Prior to implementing geofencing, Janssen wanted to perform a simulation to see how well the technology worked and how it would fit in the trial. First the company placed a geofence around their own campus and two test locations within a couple hundred meters from each other. Janssen employees were tracked entering those facilities. This prototype was then introduced to study sites in different countries where it was well received by the site staff. Hartog notes that such testing is critical when implementing a new technology. The tests went well and gave the company confidence that it would also work in the real world. 

However, concerns also existed regarding patient privacy, since sensitive information would be transmitted. Before going live, the solution was reviewed by a compliance council with privacy experts and Janssen decided to conduct another mini trial with about a dozen employees from the company. The technology was tested in three different countries: The U.S., Spain, and Belgium. This was done to ensure the results would not vary based on the different geographies. This test also allowed Janssen to work with Datacubed to get sufficiently specific on the boundaries around the identified locations.

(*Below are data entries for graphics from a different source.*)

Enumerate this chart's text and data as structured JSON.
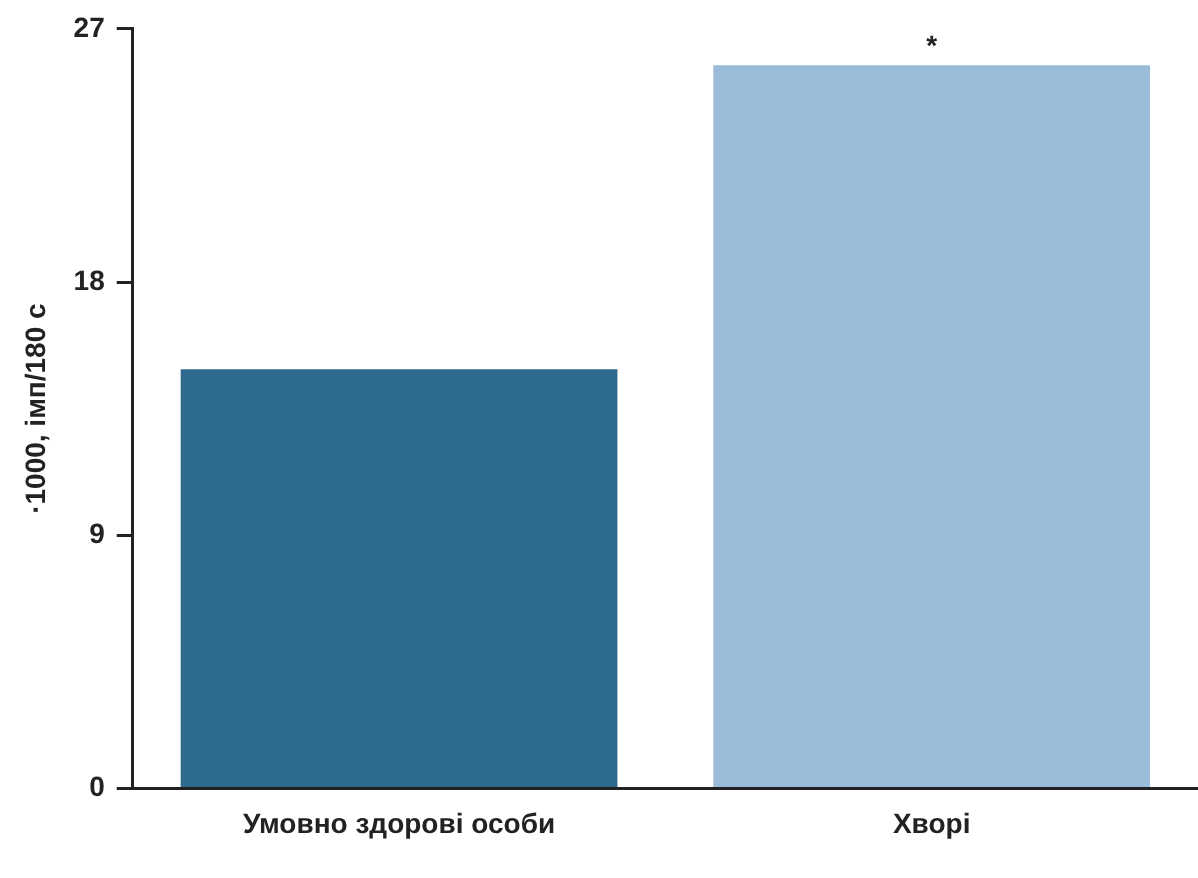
{
  "chart_data": {
    "type": "bar",
    "ylabel": "·1000, імп/180 с",
    "categories": [
      "Умовно здорові особи",
      "Хворі"
    ],
    "values": [
      14.9,
      25.7
    ],
    "colors": [
      "#2e6a8e",
      "#9bbcd9"
    ],
    "ylim": [
      0,
      27
    ],
    "yticks": [
      0,
      9,
      18,
      27
    ],
    "grid": false,
    "legend": false,
    "annotations": [
      {
        "text": "*",
        "x": "Хворі",
        "y": 25.7
      }
    ]
  }
}
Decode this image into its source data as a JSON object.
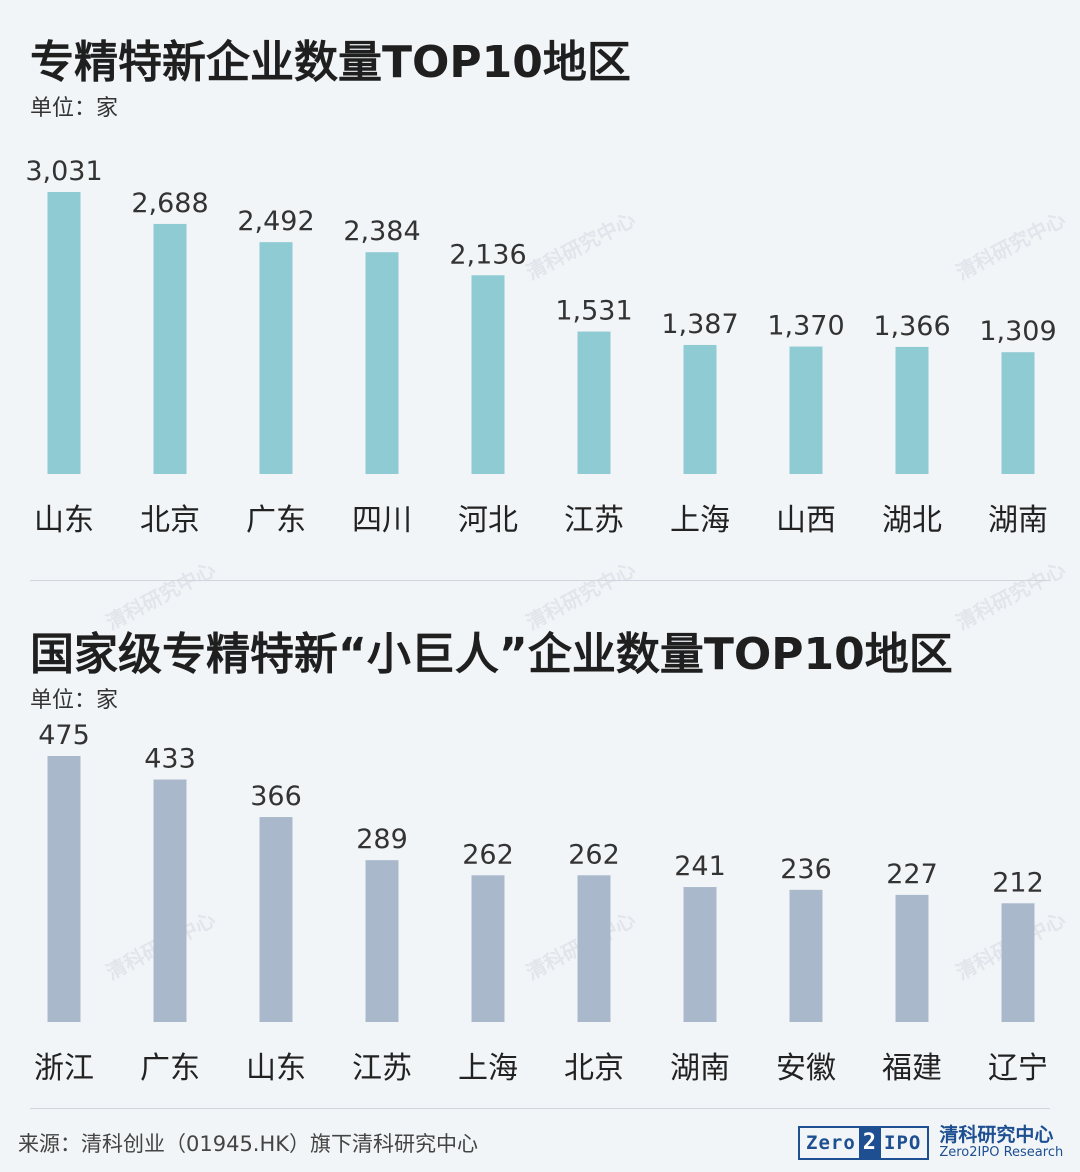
{
  "watermark": {
    "cn": "清科研究中心",
    "en": "Zero2IPO Research",
    "logo": "Zero2IPO"
  },
  "charts": [
    {
      "title": "专精特新企业数量TOP10地区",
      "unit": "单位：家"
    },
    {
      "title": "国家级专精特新“小巨人”企业数量TOP10地区",
      "unit": "单位：家"
    }
  ],
  "chart_data": [
    {
      "type": "bar",
      "title": "专精特新企业数量TOP10地区",
      "unit": "单位：家",
      "categories": [
        "山东",
        "北京",
        "广东",
        "四川",
        "河北",
        "江苏",
        "上海",
        "山西",
        "湖北",
        "湖南"
      ],
      "values": [
        3031,
        2688,
        2492,
        2384,
        2136,
        1531,
        1387,
        1370,
        1366,
        1309
      ],
      "value_labels": [
        "3,031",
        "2,688",
        "2,492",
        "2,384",
        "2,136",
        "1,531",
        "1,387",
        "1,370",
        "1,366",
        "1,309"
      ],
      "color": "#8ecbd3",
      "ylim": [
        0,
        3031
      ],
      "grid": false,
      "legend": "none"
    },
    {
      "type": "bar",
      "title": "国家级专精特新“小巨人”企业数量TOP10地区",
      "unit": "单位：家",
      "categories": [
        "浙江",
        "广东",
        "山东",
        "江苏",
        "上海",
        "北京",
        "湖南",
        "安徽",
        "福建",
        "辽宁"
      ],
      "values": [
        475,
        433,
        366,
        289,
        262,
        262,
        241,
        236,
        227,
        212
      ],
      "value_labels": [
        "475",
        "433",
        "366",
        "289",
        "262",
        "262",
        "241",
        "236",
        "227",
        "212"
      ],
      "color": "#a9b9cb",
      "ylim": [
        0,
        475
      ],
      "grid": false,
      "legend": "none"
    }
  ],
  "footer": {
    "source": "来源：清科创业（01945.HK）旗下清科研究中心",
    "logo_mark_left": "Zero",
    "logo_mark_two": "2",
    "logo_mark_right": "IPO",
    "logo_cn": "清科研究中心",
    "logo_en": "Zero2IPO Research"
  }
}
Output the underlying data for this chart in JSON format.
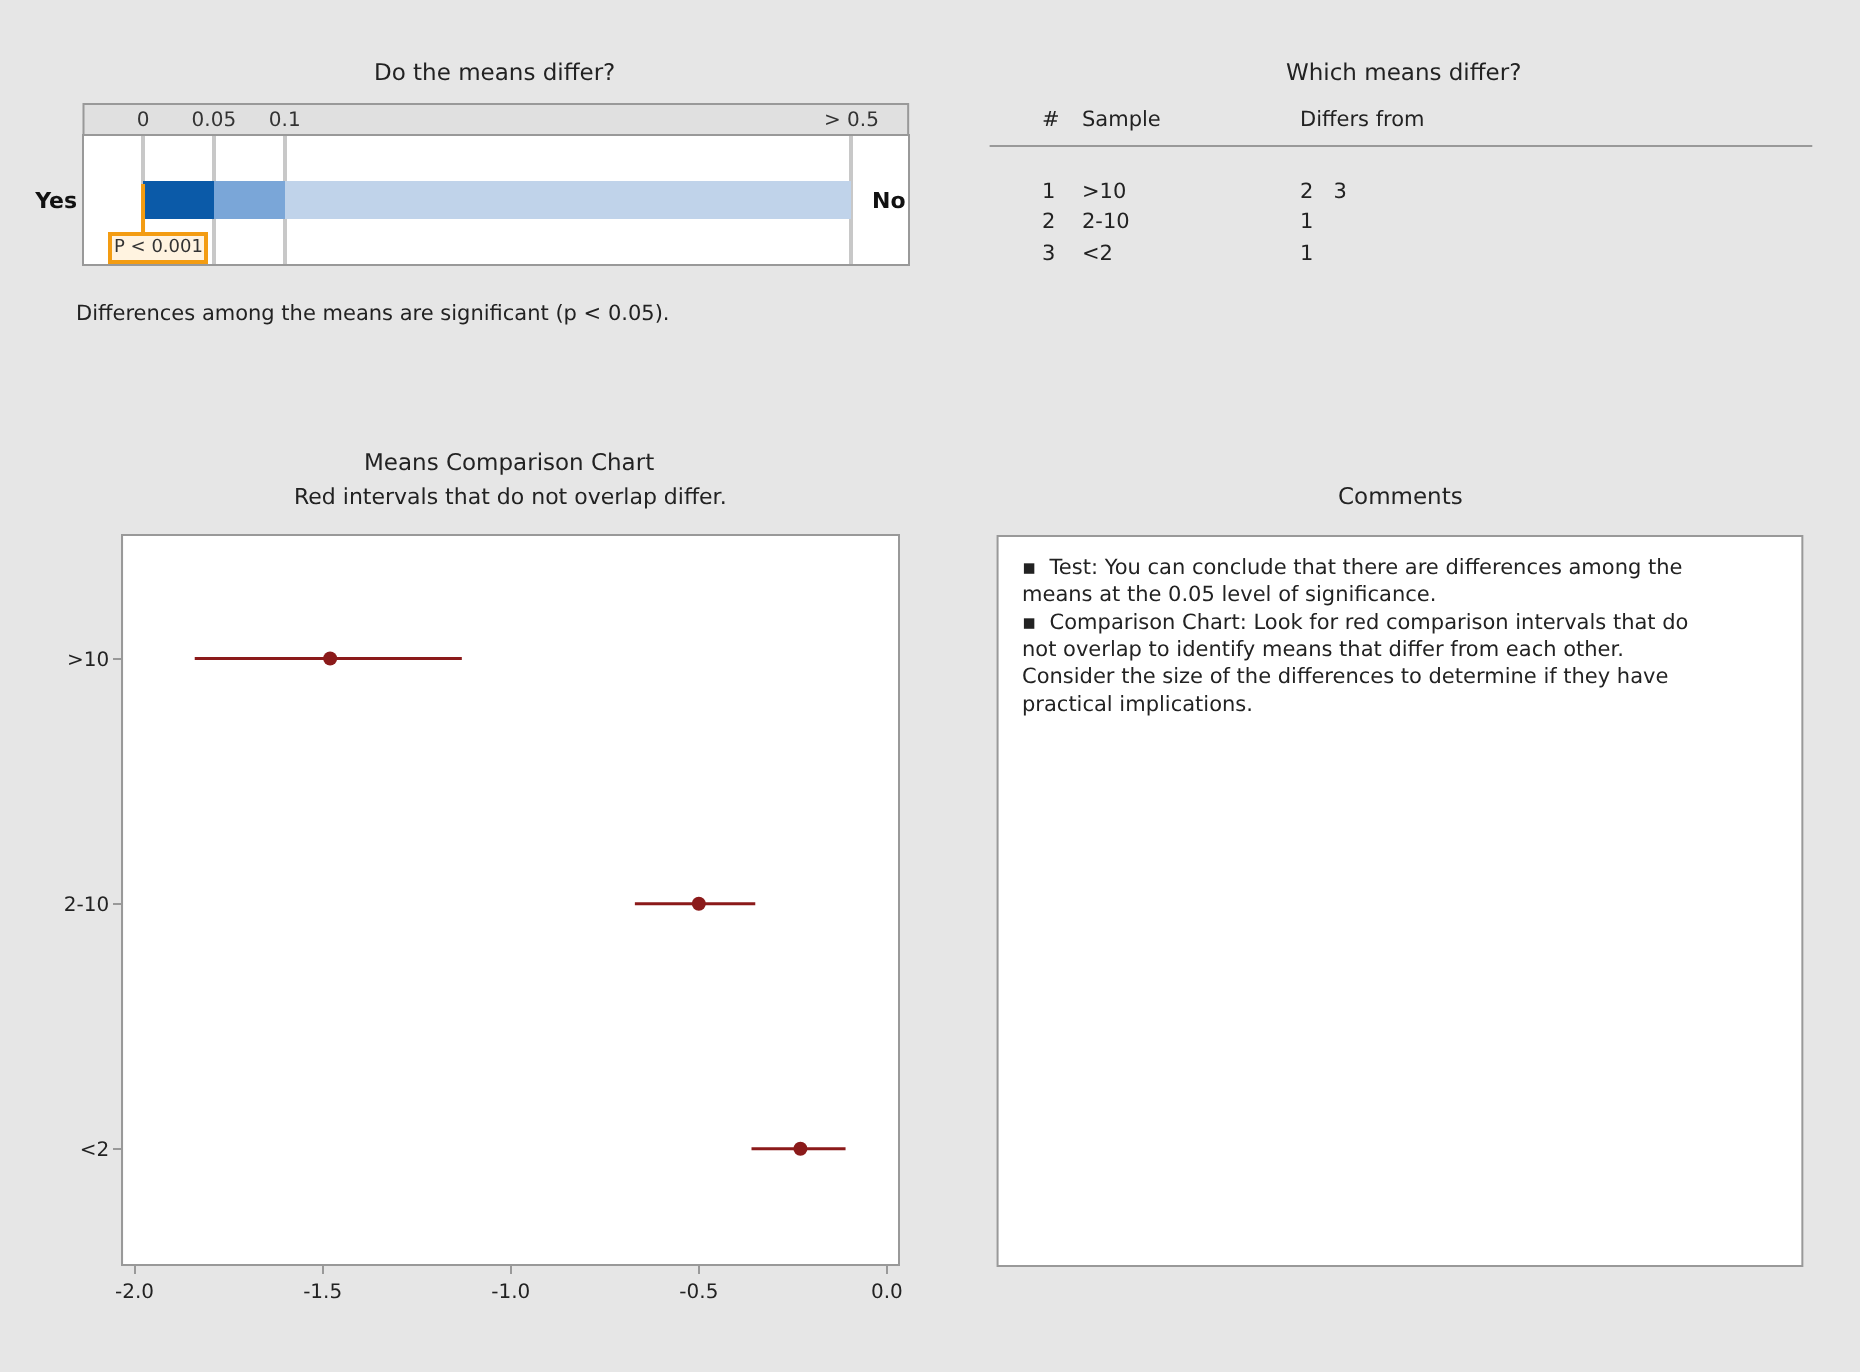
{
  "chart_data": [
    {
      "type": "bar",
      "title": "Do the means differ?",
      "orientation": "horizontal",
      "stacked": true,
      "categories": [
        "Yes"
      ],
      "series": [
        {
          "color": "#0b5aa8",
          "values": [
            0.05
          ]
        },
        {
          "color": "#7aa6d8",
          "values": [
            0.05
          ]
        },
        {
          "color": "#c0d3ea",
          "values": [
            0.4
          ]
        }
      ],
      "xlim": [
        -0.042,
        0.54
      ],
      "xticks": [
        0,
        0.05,
        0.1,
        {
          "value": 0.5,
          "label": "> 0.5"
        }
      ],
      "grid": "x",
      "ref_lines": [
        {
          "axis": "x",
          "value": 0,
          "label": "P < 0.001",
          "color": "#f39c12"
        }
      ],
      "annotations": [
        {
          "text": "No",
          "x": 0.5
        },
        "Differences among the means are significant (p < 0.05)."
      ]
    },
    {
      "type": "other",
      "title": "Which means differ?",
      "annotations": [
        "#",
        "Sample",
        "Differs from",
        "1",
        ">10",
        "2   3",
        "2",
        "2-10",
        "1",
        "3",
        "<2",
        "1"
      ]
    },
    {
      "type": "scatter",
      "title": "Means Comparison Chart",
      "subtitle": "Red intervals that do not overlap differ.",
      "orientation": "horizontal",
      "categories": [
        ">10",
        "2-10",
        "<2"
      ],
      "values": [
        -1.48,
        -0.5,
        -0.23
      ],
      "errors": [
        [
          -1.84,
          -1.13
        ],
        [
          -0.67,
          -0.35
        ],
        [
          -0.36,
          -0.11
        ]
      ],
      "color": "#8b1a1a",
      "marker": "circle",
      "grid": false,
      "xlim": [
        -2.03,
        0.03
      ],
      "xticks": [
        {
          "value": -2,
          "label": "-2.0"
        },
        -1.5,
        {
          "value": -1,
          "label": "-1.0"
        },
        -0.5,
        {
          "value": 0,
          "label": "0.0"
        }
      ]
    },
    {
      "type": "other",
      "title": "Comments",
      "annotations": [
        "▪  Test: You can conclude that there are differences among the means at the 0.05 level of significance.",
        "▪  Comparison Chart: Look for red comparison intervals that do not overlap to identify means that differ from each other. Consider the size of the differences to determine if they have practical implications."
      ]
    }
  ]
}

“As part of this test we identified not only health care facilities but other locations like major supermarkets and department stores,” says Hartog. “We did this to see if there was a difference when using the technology outside of healthcare in a pre-identified environment. The technology worked as advertised. Aside from a few minor glitches that were easily worked out, everything went as planned and we were able to track breach event durations within approximately a five-minute window.”

Use In The Real World

Janssen is currently deploying Linkt Location in an observatory clinical study with 6,000 participants. The technology will be used in the U.S., Italy, and Japan. The teams using it in those countries are enthusiastic about it and Hartog states the study will give Janssen the opportunity to see how it performs in the field.

I asked Hartog about the decision to roll out the technology in a trial with 6,000 participants, rather than a more manageable number like 50 or 100. “I guess you can call this brave or awkward or stupid,” he says with a laugh. “There was a reason for that. We believe the incidence of this particular infection in this population to be very rare. We worried that if we went with too small a number, we might run the risk of not finding any real cases. The infection can be serious but is also quite rare. With 6,000 healthy volunteers enrolled, we expect to find a couple dozen cases. We did not want to run the risk of having the technology work but not be able to prove it and for this we need scale. There are even larger pivotal trials later on in the portfolio and we need quantifiable evidence of the value of such a solution before deploying into these critical trials.”

Healthy volunteers will receive the app during enrollment and Linkt Location will allow Janssen to continue to track them for 12 months to see if any fall ill from the infection the company is tracking. If at some point they fall ill and require treatment, it will likely be at an emergency room and not the same clinic where they received the vaccination. That is where the tracking feature will aid researchers.